Monday, December 15, 2008

Lady Luck Plays Favorites

They say Fortune favors the prepared, though Llonio in Taran Wanderer phrased it thusly: "You need only sharpen your eyes to see your luck when it comes, and sharpen your wits to use what falls into your hands." Later, he told Taran, "Trust your luck...but don't forget to put out your nets." It seems bizarre, then, to see people singled out for being "lucky" when the term actually does a disservice to all of the hard work, effort, and energy they've poured into an endeavor. The last step may appear effortless, but it's simply the final movement of a long journey --> and that's true whether it's spoken of life or writing.

Although luck hasn't much to do with my thoughts today, the idea of preparation or contemplation does. It seems that "like seeks like," even if this simply means that when one stares into the universe, something always stares back.

My latest musings on writing the next great american novel versus "candy"were revisted via a favorite candy author, Jeffery Deaver. This week, Author Magazine showcases an interview with him that possesses several gems embedded within. Deaver talks about how so many young aspiring writers are "misdirected. They think 'I ought to write this, even though I enjoy reading that.'" And then he talks about how he made the decision to write commercial fiction because that's what he preferred reading. Listening to his thoughts on that matter and several others, such as his ability to compress time within his books, prompted me to think about my own writing decisions...and to finally realize: I'm at peace with my decisions. I am happy, content, and complete. I am a writer.
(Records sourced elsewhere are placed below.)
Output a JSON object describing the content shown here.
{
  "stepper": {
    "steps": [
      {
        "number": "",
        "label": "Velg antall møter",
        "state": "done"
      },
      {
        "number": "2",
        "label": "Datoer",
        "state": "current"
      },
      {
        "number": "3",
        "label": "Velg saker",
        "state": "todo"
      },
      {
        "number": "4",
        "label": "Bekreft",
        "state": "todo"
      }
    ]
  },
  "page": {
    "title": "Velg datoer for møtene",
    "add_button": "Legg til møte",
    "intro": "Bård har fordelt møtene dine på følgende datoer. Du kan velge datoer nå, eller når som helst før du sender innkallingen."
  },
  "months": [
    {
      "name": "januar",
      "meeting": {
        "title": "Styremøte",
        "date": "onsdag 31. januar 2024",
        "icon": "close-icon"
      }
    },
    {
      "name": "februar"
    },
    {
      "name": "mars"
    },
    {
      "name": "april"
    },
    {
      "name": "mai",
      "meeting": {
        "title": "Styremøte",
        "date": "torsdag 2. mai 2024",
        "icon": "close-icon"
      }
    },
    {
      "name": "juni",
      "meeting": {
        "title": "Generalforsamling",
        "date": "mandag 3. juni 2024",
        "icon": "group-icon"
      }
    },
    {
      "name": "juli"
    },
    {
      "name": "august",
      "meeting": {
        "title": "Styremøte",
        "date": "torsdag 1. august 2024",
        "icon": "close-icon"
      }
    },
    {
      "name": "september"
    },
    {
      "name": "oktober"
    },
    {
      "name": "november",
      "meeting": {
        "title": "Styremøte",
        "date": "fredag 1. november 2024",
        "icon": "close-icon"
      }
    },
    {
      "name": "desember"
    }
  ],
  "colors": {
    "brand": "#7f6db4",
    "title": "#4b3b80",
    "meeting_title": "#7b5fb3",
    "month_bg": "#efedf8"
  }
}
And, when that stroke of luck shimmers across the sky, I'll be there to catch some of it in my sail. I only ask that my eyes are sharp enough to see it and my wits are sharp enough to make good use of it.


stu said...

I've never been certain that writing what you 'ought' to write works. If it isn't also what you feel a particular inspiration to write, almost by definition you end up with an end result that is uninspired.